I am not sure I understand what is meant by “solution set” and does the notation “3/2” mean a value of 1.5 or is it shorthand for, I dunno, perhaps those values of a and b where x would equal 3 and also those values were equal to 2?
Of course if the book is for Linear Algebra and the section is on matrix solutions, I am not going to be much help, I never understood matrices, neither in HS or College (and I had more math in college than some math majors).
I believe I can answer that one. Think of a and b as parameters. Given values for them, solve the equation ax+b=0 for x. The set of values of x making this an equation is called the “set of solutions”. Generically, the solution set will consist of a single value, but not always; for example when a=0.

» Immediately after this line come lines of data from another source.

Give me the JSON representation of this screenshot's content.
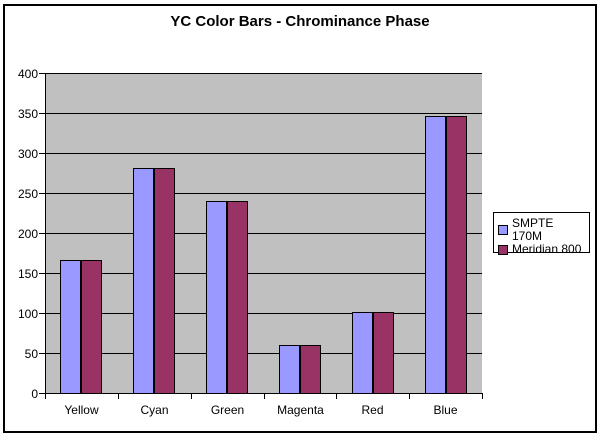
{
  "chart_data": {
    "type": "bar",
    "title": "YC Color Bars - Chrominance Phase",
    "categories": [
      "Yellow",
      "Cyan",
      "Green",
      "Magenta",
      "Red",
      "Blue"
    ],
    "series": [
      {
        "name": "SMPTE 170M",
        "color": "#9999FF",
        "values": [
          167,
          283,
          241,
          61,
          103,
          347
        ]
      },
      {
        "name": "Meridian 800",
        "color": "#993366",
        "values": [
          167,
          283,
          241,
          61,
          103,
          347
        ]
      }
    ],
    "xlabel": "",
    "ylabel": "",
    "ylim": [
      0,
      400
    ],
    "y_ticks": [
      0,
      50,
      100,
      150,
      200,
      250,
      300,
      350,
      400
    ],
    "grid": true,
    "legend_position": "right",
    "plot_background": "#C0C0C0",
    "chart_background": "#FFFFFF",
    "gridline_color": "#000000",
    "bar_border_color": "#000000"
  }
}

The solution set would be the set of possible values of x that make the equation true. Basically, they’re asking the student to create a simple algebra problem whose solution is “x = 3/2”.
So, a=0 and b=0 would be a trivial answer, correct?

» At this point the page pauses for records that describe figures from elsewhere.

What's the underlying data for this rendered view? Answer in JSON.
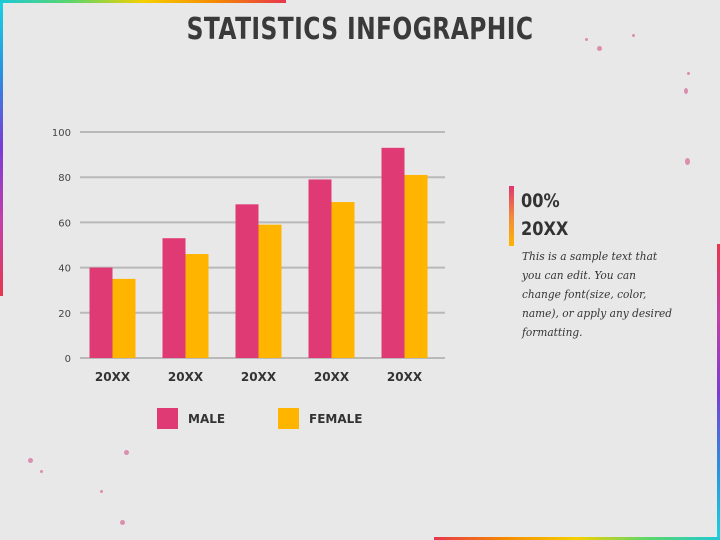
{
  "slide": {
    "title": "STATISTICS INFOGRAPHIC",
    "stat_percent": "00%",
    "stat_year": "20XX",
    "description": "This is a sample text that you can edit. You can change font(size, color, name), or apply any desired formatting."
  },
  "colors": {
    "male": "#e03a75",
    "female": "#ffb400",
    "grid": "#b9b9b9"
  },
  "chart_data": {
    "type": "bar",
    "categories": [
      "20XX",
      "20XX",
      "20XX",
      "20XX",
      "20XX"
    ],
    "series": [
      {
        "name": "MALE",
        "values": [
          40,
          53,
          68,
          79,
          93
        ]
      },
      {
        "name": "FEMALE",
        "values": [
          35,
          46,
          59,
          69,
          81
        ]
      }
    ],
    "ylim": [
      0,
      100
    ],
    "yticks": [
      0,
      20,
      40,
      60,
      80,
      100
    ],
    "grid": true,
    "legend": "bottom"
  }
}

And a=2/3 and b=-1 would be a valid answer? Unless HS algebra has gotten extremely involved since the 1970s, I am not sure what more could be said.

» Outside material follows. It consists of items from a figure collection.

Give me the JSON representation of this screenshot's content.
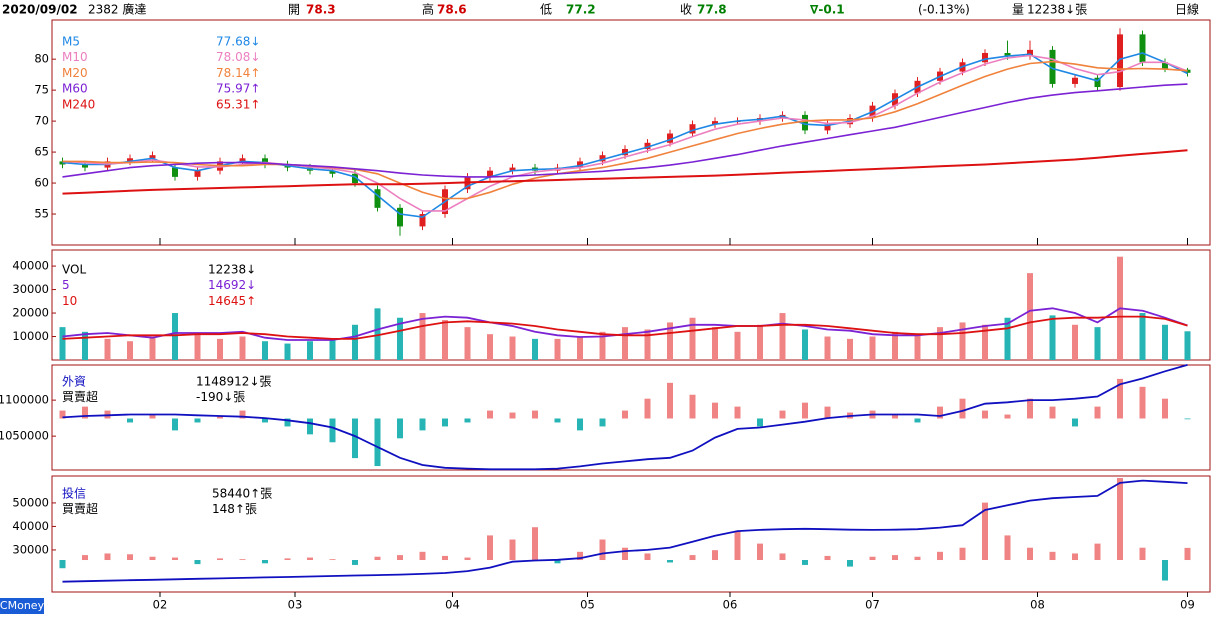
{
  "header": {
    "date": "2020/09/02",
    "stock": "2382 廣達",
    "open_label": "開",
    "open": "78.3",
    "high_label": "高",
    "high": "78.6",
    "low_label": "低",
    "low": "77.2",
    "close_label": "收",
    "close": "77.8",
    "change": "∇-0.1",
    "change_pct": "(-0.13%)",
    "volume_label": "量",
    "volume": "12238↓張",
    "period": "日線"
  },
  "brand": "CMoney",
  "chart_data": [
    {
      "type": "candlestick",
      "x": [
        0,
        3,
        6,
        9,
        12,
        15,
        18,
        21,
        24,
        27,
        30,
        33,
        36,
        39,
        42,
        45,
        48,
        51,
        54,
        57,
        60,
        63,
        66,
        69,
        72,
        75,
        78,
        81,
        84,
        87,
        90,
        93,
        96,
        99,
        102,
        105,
        108,
        111,
        114,
        117,
        120,
        123,
        126,
        129,
        132,
        135,
        138,
        141,
        144,
        147,
        150
      ],
      "xlim": [
        -1,
        153
      ],
      "xticks": [
        {
          "value": 13,
          "label": "02"
        },
        {
          "value": 31,
          "label": "03"
        },
        {
          "value": 52,
          "label": "04"
        },
        {
          "value": 70,
          "label": "05"
        },
        {
          "value": 89,
          "label": "06"
        },
        {
          "value": 108,
          "label": "07"
        },
        {
          "value": 130,
          "label": "08"
        },
        {
          "value": 150,
          "label": "09"
        }
      ],
      "ylim": [
        50,
        86
      ],
      "yticks": [
        55,
        60,
        65,
        70,
        75,
        80
      ],
      "up_color": "#e02020",
      "down_color": "#109010",
      "open": [
        63.5,
        63,
        62.5,
        63.5,
        64,
        62.5,
        61,
        62,
        63.5,
        64,
        63,
        62.5,
        62,
        61.5,
        59,
        56,
        53,
        55,
        59,
        61,
        62,
        62.5,
        62,
        62.5,
        63.5,
        64.5,
        65.5,
        66.5,
        68,
        69.5,
        70,
        70,
        70.5,
        71,
        68.5,
        69.5,
        70.5,
        72.5,
        74.5,
        76.5,
        78,
        79.5,
        81,
        80.5,
        81.5,
        76,
        77,
        75.5,
        84,
        79.5,
        78.3
      ],
      "high": [
        64.1,
        63.6,
        64.1,
        64.6,
        65.1,
        63.1,
        62.6,
        64.1,
        64.6,
        64.6,
        63.6,
        63.1,
        62.6,
        62.1,
        59.6,
        56.6,
        55.6,
        59.6,
        61.6,
        62.6,
        63.1,
        63.1,
        63.1,
        64.1,
        65.1,
        66.1,
        67.1,
        68.6,
        70.1,
        70.6,
        70.6,
        71.1,
        71.6,
        71.6,
        70.1,
        71.1,
        73.1,
        75.1,
        77.1,
        78.6,
        80.1,
        81.6,
        83,
        83,
        82.1,
        77.6,
        77.6,
        85,
        84.6,
        80.1,
        78.6
      ],
      "low": [
        62.4,
        61.9,
        61.9,
        62.9,
        63.4,
        60.4,
        60.4,
        61.4,
        62.9,
        62.4,
        61.9,
        61.4,
        60.9,
        59.4,
        55.4,
        51.5,
        52.4,
        54.4,
        58.4,
        60.4,
        61.4,
        61.4,
        61.4,
        61.9,
        62.9,
        63.9,
        64.9,
        65.9,
        67.4,
        68.9,
        69.4,
        69.4,
        69.9,
        67.9,
        67.9,
        68.9,
        69.9,
        71.9,
        73.9,
        75.9,
        77.4,
        78.9,
        79.9,
        79.9,
        75.4,
        75.4,
        74.9,
        74.9,
        78.9,
        77.9,
        77.2
      ],
      "close": [
        63,
        62.5,
        63.5,
        64,
        64.5,
        61,
        62,
        63.5,
        64,
        63,
        62.5,
        62,
        61.5,
        60,
        56,
        53,
        55,
        59,
        61,
        62,
        62.5,
        62,
        62.5,
        63.5,
        64.5,
        65.5,
        66.5,
        68,
        69.5,
        70,
        70,
        70.5,
        71,
        68.5,
        69.5,
        70.5,
        72.5,
        74.5,
        76.5,
        78,
        79.5,
        81,
        80.5,
        81.5,
        76,
        77,
        75.5,
        84,
        79.5,
        78.5,
        77.8
      ],
      "series": [
        {
          "name": "M5",
          "color": "#1e88e5",
          "value_label": "77.68↓",
          "values": [
            63.3,
            63,
            63,
            63.5,
            64,
            62.5,
            62,
            62.8,
            63.5,
            63.3,
            62.8,
            62.3,
            62,
            61,
            58,
            55,
            54.5,
            57,
            59.5,
            61,
            62,
            62.2,
            62.3,
            62.8,
            63.8,
            64.8,
            65.8,
            67,
            68.5,
            69.5,
            70,
            70.3,
            70.8,
            69.5,
            69.3,
            70,
            71.5,
            73.5,
            75.5,
            77.2,
            78.8,
            80,
            80.5,
            80.8,
            78.5,
            77.5,
            76.5,
            80,
            81,
            79.5,
            77.68
          ]
        },
        {
          "name": "M10",
          "color": "#ec7fbf",
          "value_label": "78.08↓",
          "values": [
            63.5,
            63.3,
            63.1,
            63.3,
            63.7,
            63.2,
            62.6,
            62.6,
            63,
            63.3,
            63,
            62.6,
            62.3,
            61.7,
            60,
            57.5,
            55.5,
            55.5,
            57.5,
            59.5,
            61,
            61.8,
            62.2,
            62.5,
            63.2,
            64.2,
            65.2,
            66.2,
            67.5,
            68.7,
            69.5,
            70,
            70.5,
            70.2,
            69.6,
            69.8,
            70.8,
            72.5,
            74.5,
            76.3,
            77.8,
            79.2,
            80.2,
            80.6,
            80,
            78.5,
            77.5,
            78,
            79.5,
            79.5,
            78.08
          ]
        },
        {
          "name": "M20",
          "color": "#f0823c",
          "value_label": "78.14↑",
          "values": [
            63.5,
            63.5,
            63.3,
            63.3,
            63.4,
            63.3,
            63,
            62.8,
            62.8,
            63,
            63,
            62.8,
            62.5,
            62.2,
            61.5,
            60,
            58.5,
            57.5,
            57.5,
            58.5,
            59.8,
            60.8,
            61.5,
            62,
            62.5,
            63.2,
            64,
            65,
            66,
            67,
            68,
            68.8,
            69.5,
            70,
            70.2,
            70.2,
            70.5,
            71.5,
            72.8,
            74.3,
            75.8,
            77.2,
            78.4,
            79.3,
            79.6,
            79.2,
            78.6,
            78.4,
            78.5,
            78.4,
            78.14
          ]
        },
        {
          "name": "M60",
          "color": "#7b22d4",
          "value_label": "75.97↑",
          "values": [
            61,
            61.5,
            62,
            62.5,
            62.8,
            63,
            63.2,
            63.3,
            63.3,
            63.2,
            63,
            62.8,
            62.6,
            62.3,
            62,
            61.6,
            61.3,
            61.1,
            61,
            61,
            61.1,
            61.3,
            61.5,
            61.7,
            61.9,
            62.2,
            62.5,
            62.9,
            63.4,
            64,
            64.6,
            65.3,
            66,
            66.6,
            67.2,
            67.8,
            68.4,
            69,
            69.8,
            70.6,
            71.4,
            72.2,
            73,
            73.7,
            74.2,
            74.6,
            74.9,
            75.2,
            75.5,
            75.8,
            75.97
          ]
        },
        {
          "name": "M240",
          "color": "#dd1111",
          "value_label": "65.31↑",
          "values": [
            58.3,
            58.45,
            58.6,
            58.75,
            58.9,
            59,
            59.1,
            59.2,
            59.3,
            59.4,
            59.5,
            59.6,
            59.7,
            59.8,
            59.8,
            59.8,
            59.9,
            60,
            60.1,
            60.2,
            60.3,
            60.4,
            60.5,
            60.6,
            60.7,
            60.8,
            60.9,
            61,
            61.1,
            61.2,
            61.35,
            61.5,
            61.65,
            61.8,
            61.95,
            62.1,
            62.25,
            62.4,
            62.55,
            62.7,
            62.85,
            63,
            63.2,
            63.4,
            63.6,
            63.8,
            64.1,
            64.4,
            64.7,
            65,
            65.31
          ]
        }
      ]
    },
    {
      "type": "combo",
      "ylim": [
        0,
        46000
      ],
      "yticks": [
        10000,
        20000,
        30000,
        40000
      ],
      "up_color": "#f08484",
      "down_color": "#26b4b4",
      "series": [
        {
          "name": "VOL",
          "kind": "bar",
          "color_by": "candle",
          "color": "#000000",
          "value_label": "12238↓",
          "values": [
            14000,
            12000,
            9000,
            8000,
            10000,
            20000,
            11000,
            9000,
            10000,
            8000,
            7000,
            8000,
            9000,
            15000,
            22000,
            18000,
            20000,
            17000,
            14000,
            11000,
            10000,
            9000,
            9000,
            10000,
            12000,
            14000,
            13000,
            16000,
            18000,
            14000,
            12000,
            15000,
            20000,
            13000,
            10000,
            9000,
            10000,
            12000,
            11000,
            14000,
            16000,
            15000,
            18000,
            37000,
            19000,
            15000,
            14000,
            44000,
            20000,
            15000,
            12238
          ]
        },
        {
          "name": "5",
          "kind": "line",
          "color": "#7b22d4",
          "value_label": "14692↓",
          "values": [
            10000,
            11000,
            11500,
            10500,
            9500,
            11500,
            11500,
            11500,
            12000,
            9500,
            8500,
            8500,
            8500,
            10000,
            13000,
            15500,
            17500,
            18500,
            18000,
            16000,
            14500,
            12000,
            10500,
            9800,
            10000,
            11000,
            12000,
            13500,
            15000,
            15000,
            14500,
            14500,
            15500,
            14500,
            13000,
            12500,
            11000,
            10500,
            10500,
            11500,
            13000,
            14500,
            15500,
            21000,
            22000,
            20000,
            16000,
            22000,
            21000,
            18000,
            14692
          ]
        },
        {
          "name": "10",
          "kind": "line",
          "color": "#dd1111",
          "value_label": "14645↑",
          "values": [
            9000,
            9500,
            10000,
            10500,
            10500,
            10500,
            11000,
            11000,
            11500,
            11000,
            10000,
            9500,
            9000,
            9000,
            10500,
            12500,
            14500,
            16000,
            16500,
            16000,
            15500,
            14500,
            13000,
            12000,
            11000,
            10500,
            10500,
            11500,
            12500,
            13500,
            14500,
            14500,
            15000,
            15000,
            14500,
            13500,
            12500,
            11500,
            11000,
            11000,
            11500,
            12500,
            13500,
            16000,
            17500,
            18000,
            18000,
            18500,
            18500,
            17500,
            14645
          ]
        }
      ]
    },
    {
      "type": "combo",
      "ylim": [
        1003000,
        1146000
      ],
      "yticks": [
        1050000,
        1100000
      ],
      "y2lim": [
        -13000,
        13000
      ],
      "up_color": "#f08484",
      "down_color": "#26b4b4",
      "series": [
        {
          "name": "外資",
          "kind": "line",
          "color": "#1010c0",
          "value_label": "1148912↓張",
          "values": [
            1076000,
            1078000,
            1079000,
            1080000,
            1080000,
            1080000,
            1079000,
            1078000,
            1077000,
            1075000,
            1072000,
            1068000,
            1062000,
            1050000,
            1035000,
            1020000,
            1010000,
            1006000,
            1005000,
            1004000,
            1004000,
            1004000,
            1005000,
            1008000,
            1012000,
            1015000,
            1018000,
            1020000,
            1030000,
            1048000,
            1060000,
            1062000,
            1066000,
            1070000,
            1075000,
            1078000,
            1080000,
            1080000,
            1080000,
            1078000,
            1085000,
            1095000,
            1097000,
            1100000,
            1100000,
            1102000,
            1105000,
            1122000,
            1130000,
            1140000,
            1148912
          ]
        },
        {
          "name": "買賣超",
          "kind": "bar",
          "axis": "y2",
          "color_by": "sign",
          "color": "#000000",
          "value_label": "-190↓張",
          "values": [
            2000,
            3000,
            2000,
            -1000,
            1000,
            -3000,
            -1000,
            500,
            2000,
            -1000,
            -2000,
            -4000,
            -6000,
            -10000,
            -12000,
            -5000,
            -3000,
            -2000,
            -1000,
            2000,
            1500,
            2000,
            -1000,
            -3000,
            -2000,
            2000,
            5000,
            9000,
            6000,
            4000,
            3000,
            -2000,
            2000,
            4000,
            3000,
            1500,
            2000,
            1000,
            -1000,
            3000,
            5000,
            2000,
            1000,
            5000,
            3000,
            -2000,
            3000,
            10000,
            8000,
            5000,
            -190
          ]
        }
      ]
    },
    {
      "type": "combo",
      "ylim": [
        12100,
        60600
      ],
      "yticks": [
        30000,
        40000,
        50000
      ],
      "y2lim": [
        -390,
        1000
      ],
      "up_color": "#f08484",
      "down_color": "#26b4b4",
      "series": [
        {
          "name": "投信",
          "kind": "line",
          "color": "#1010c0",
          "value_label": "58440↑張",
          "values": [
            16500,
            16700,
            16900,
            17100,
            17300,
            17500,
            17700,
            17900,
            18100,
            18300,
            18500,
            18700,
            18900,
            19100,
            19300,
            19500,
            19800,
            20200,
            21000,
            22500,
            25000,
            25500,
            25800,
            26500,
            28500,
            29500,
            30000,
            31000,
            33500,
            36000,
            38000,
            38500,
            38800,
            39000,
            38800,
            38600,
            38500,
            38600,
            38800,
            39500,
            40500,
            47000,
            49000,
            51000,
            52000,
            52500,
            53000,
            58500,
            59500,
            59000,
            58440
          ]
        },
        {
          "name": "買賣超",
          "kind": "bar",
          "axis": "y2",
          "color_by": "sign",
          "color": "#000000",
          "value_label": "148↑張",
          "values": [
            -100,
            60,
            80,
            70,
            40,
            30,
            -50,
            20,
            10,
            -40,
            20,
            30,
            10,
            -60,
            40,
            60,
            100,
            50,
            30,
            300,
            250,
            400,
            -40,
            100,
            250,
            150,
            80,
            -30,
            60,
            120,
            350,
            200,
            80,
            -60,
            50,
            -80,
            40,
            60,
            40,
            100,
            150,
            700,
            300,
            150,
            100,
            80,
            200,
            1000,
            150,
            -250,
            148
          ]
        }
      ]
    }
  ]
}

I guess all values where b=-(3/2)a would also be correct, or would that be considered wrong for being too vague as it does not give specific values for a and b?
Not for the problem quoted in the OP, no. You will have additional solutions when a = b = 0, because any x will work.
Which is what makes it trivial, correct? The solution set is true, but so are all values outside the solution set.
I mean, when b=-3 and a=2, then you solve 2x-3=0 for x; you get x=3/2, or x\in\bigl\{\frac{3}{2}\bigr\} if you will. So far, so good. In the case a=b=0, the solutions are x\in\mathbb{R}, so no good. You want to determine all values of a and b which make the solutions x\in\bigl\{\frac{3}{2}\bigr\}, no bigger and no smaller.
Respectfully submitted for your perusal
From. . . “Fundamentals of Algebra and Trigonometry” by Earl Swokowski. Second edition. 1971. #20 on Page 51 
Ah, yes, and they’re getting at the fact that there are an infinite number of answers when they say “Are these the only possible values of a and b?”. And they’ve clearly dealt with the concept before, given that they have other, similarly-phrased questions.
I’m not questioning your answer, but it seems to me that is a bit much for HS algebra. At least, for the HS algebra they taught in the 1970s.
On review, I believe we are saying the same thing. The answer a=b=0 would have been marked wrong as being a trivial answer in any of my algebra, trig, or calculus classes I had in HS, but either a=2/3 and b=-1 or b=-3 and a=2 would both be acceptable. To me, the additional questions to the problem are vital to understanding.
Finally, looking at the information submitted below by the OP, it seems we are both correct. Incidentally, it is possible that is the text I used in HS.
It’s not wrong because it’s trivial; it’s wrong because it gives the wrong solution set.
The impression I got from the OP is pick a & b so that x = 3/2 is the only solution.